Some students focus on the aesthetics of the music video. They note that the sounds of chirping birds and Lennon’s feet crunching the gravel as emblematic of the Transcendentalist principle of the importance of being within nature. One student took this a step further, stating that clearing mists at this point in the video symbolise the divine inspiration that Transcendentalists believed awaited those who opened their minds up to nature and all of its creative possibilities.
Playing the full music video rather than just an audio file allows students to engage this entry point approach in a number of ways. Verbal-linguistic, musical-rhythmic/harmonic, and logical reasoning skills all find room in this exercise: viewing the cinematography, listening to the words and the melody, and considering what the ideological message is. Moreover starting and finishing with this means that both interpersonal and intrapersonal strengths are challenged. The discussion towards the end of class allows those who find their feet in discussion and debate to engage with this. Asking them to watch, listen and think at the beginning benefits those who need space to meditate and reflect individually.

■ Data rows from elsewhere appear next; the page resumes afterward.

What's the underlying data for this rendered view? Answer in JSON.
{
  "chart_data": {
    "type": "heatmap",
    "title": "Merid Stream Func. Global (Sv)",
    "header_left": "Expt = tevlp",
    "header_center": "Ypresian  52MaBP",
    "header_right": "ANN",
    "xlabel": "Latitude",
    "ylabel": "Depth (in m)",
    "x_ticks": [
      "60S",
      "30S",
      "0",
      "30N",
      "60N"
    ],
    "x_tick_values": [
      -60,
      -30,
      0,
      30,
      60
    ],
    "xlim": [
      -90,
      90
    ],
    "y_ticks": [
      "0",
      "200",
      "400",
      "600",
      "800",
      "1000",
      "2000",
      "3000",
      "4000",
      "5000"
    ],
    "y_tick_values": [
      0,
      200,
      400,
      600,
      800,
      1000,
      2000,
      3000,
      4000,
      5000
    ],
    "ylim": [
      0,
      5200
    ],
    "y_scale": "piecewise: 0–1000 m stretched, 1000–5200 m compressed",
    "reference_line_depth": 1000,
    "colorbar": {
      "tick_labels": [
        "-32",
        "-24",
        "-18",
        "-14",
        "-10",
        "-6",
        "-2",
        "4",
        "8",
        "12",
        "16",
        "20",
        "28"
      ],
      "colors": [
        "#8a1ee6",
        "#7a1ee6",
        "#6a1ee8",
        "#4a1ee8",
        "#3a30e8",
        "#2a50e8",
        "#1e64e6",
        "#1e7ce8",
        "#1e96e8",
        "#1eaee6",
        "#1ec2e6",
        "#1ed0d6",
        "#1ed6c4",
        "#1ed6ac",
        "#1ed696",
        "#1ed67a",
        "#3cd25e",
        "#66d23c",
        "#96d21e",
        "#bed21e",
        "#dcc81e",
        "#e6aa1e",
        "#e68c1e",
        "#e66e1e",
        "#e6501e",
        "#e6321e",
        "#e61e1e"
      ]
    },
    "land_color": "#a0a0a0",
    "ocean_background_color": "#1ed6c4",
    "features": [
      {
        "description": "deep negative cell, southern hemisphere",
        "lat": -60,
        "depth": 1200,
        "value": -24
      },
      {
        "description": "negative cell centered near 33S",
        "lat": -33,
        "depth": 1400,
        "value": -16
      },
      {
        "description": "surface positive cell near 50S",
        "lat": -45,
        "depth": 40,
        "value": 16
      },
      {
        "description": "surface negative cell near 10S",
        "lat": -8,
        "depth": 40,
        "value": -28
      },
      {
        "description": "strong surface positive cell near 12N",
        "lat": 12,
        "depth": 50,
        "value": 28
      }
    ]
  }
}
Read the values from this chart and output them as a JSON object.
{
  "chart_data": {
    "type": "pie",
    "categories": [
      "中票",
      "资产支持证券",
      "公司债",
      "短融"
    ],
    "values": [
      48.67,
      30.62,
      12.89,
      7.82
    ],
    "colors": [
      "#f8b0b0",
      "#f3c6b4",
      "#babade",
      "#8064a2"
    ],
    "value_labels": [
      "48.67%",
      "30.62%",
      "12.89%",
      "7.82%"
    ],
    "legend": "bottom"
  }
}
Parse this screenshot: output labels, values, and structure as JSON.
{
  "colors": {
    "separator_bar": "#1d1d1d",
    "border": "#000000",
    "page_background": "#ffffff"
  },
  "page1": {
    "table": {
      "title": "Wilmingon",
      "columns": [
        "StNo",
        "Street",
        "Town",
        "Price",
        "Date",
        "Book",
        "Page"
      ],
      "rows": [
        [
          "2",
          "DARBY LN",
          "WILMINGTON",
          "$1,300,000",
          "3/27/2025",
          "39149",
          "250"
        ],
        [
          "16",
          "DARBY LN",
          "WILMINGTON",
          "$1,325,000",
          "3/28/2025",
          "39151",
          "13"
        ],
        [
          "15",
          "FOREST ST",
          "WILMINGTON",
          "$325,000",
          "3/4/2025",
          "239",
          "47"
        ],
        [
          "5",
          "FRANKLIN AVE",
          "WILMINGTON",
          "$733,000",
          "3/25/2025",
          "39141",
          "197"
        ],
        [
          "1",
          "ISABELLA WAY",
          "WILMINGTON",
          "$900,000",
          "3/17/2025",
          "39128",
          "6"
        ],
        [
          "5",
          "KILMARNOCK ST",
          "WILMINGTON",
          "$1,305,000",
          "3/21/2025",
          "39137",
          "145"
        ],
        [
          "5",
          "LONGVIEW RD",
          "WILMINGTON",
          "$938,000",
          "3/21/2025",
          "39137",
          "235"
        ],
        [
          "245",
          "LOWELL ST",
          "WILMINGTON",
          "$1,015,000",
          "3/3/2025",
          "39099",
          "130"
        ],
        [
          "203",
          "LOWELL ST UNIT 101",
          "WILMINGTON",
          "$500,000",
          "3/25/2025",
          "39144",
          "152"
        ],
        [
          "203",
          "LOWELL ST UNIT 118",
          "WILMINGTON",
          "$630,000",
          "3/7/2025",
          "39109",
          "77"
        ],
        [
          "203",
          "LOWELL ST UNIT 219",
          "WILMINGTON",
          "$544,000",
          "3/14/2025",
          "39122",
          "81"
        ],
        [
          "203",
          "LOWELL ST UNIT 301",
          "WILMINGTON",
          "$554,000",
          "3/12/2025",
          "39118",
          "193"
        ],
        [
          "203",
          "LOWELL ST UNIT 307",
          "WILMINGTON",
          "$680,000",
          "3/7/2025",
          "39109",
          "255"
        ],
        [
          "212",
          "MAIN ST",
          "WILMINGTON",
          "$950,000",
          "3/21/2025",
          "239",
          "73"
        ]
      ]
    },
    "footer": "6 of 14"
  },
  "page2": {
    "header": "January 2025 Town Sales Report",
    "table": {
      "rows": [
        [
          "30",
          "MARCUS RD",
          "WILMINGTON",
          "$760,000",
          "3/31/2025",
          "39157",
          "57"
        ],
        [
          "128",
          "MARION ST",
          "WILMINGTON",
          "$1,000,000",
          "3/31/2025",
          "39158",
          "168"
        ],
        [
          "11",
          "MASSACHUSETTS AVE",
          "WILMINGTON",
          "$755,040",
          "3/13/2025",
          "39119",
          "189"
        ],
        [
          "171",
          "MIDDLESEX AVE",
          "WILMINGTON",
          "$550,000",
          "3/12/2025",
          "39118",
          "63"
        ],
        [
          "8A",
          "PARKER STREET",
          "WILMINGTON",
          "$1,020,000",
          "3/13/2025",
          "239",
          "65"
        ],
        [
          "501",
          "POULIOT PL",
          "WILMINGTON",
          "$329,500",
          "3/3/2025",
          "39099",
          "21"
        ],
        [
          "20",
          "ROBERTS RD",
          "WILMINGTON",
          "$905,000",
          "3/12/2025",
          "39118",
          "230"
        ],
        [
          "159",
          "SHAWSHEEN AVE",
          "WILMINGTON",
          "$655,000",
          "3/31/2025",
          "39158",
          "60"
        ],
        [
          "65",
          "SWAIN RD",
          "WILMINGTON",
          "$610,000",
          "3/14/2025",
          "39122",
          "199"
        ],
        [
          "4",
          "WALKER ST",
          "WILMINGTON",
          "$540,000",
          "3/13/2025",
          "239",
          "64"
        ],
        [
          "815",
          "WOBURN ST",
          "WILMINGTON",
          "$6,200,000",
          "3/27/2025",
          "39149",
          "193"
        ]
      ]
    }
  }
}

I play a version of the music video that has subtitles so that students with impaired hearing can access the lyrics, and so that all students can jot down words and phrases that stand out to them if the visual of the words appeals to their thought processes. Accessibility should be a consideration in every aspect of education, from curriculum design to devising entry points. I am reminded of the Digit(al) Shakespeares project which seeks to transform the way we think about Shakespeare’s works being primarily literature that must be heard:
By bookending the first lecture with this entry point approach, students are greeted with a familiar song that they are asked to read using literary techniques they are comfortable with. Their introduction to a challenging concept is then cushioned again by the opportunity to reconnect with the familiar lyric. Thus, I have come to the conclusion that a significant benefit of entry point approaches is in creating a learning environment that not only seeks to connect them intellectually with the topic, but one that also assures them that they can connect with it.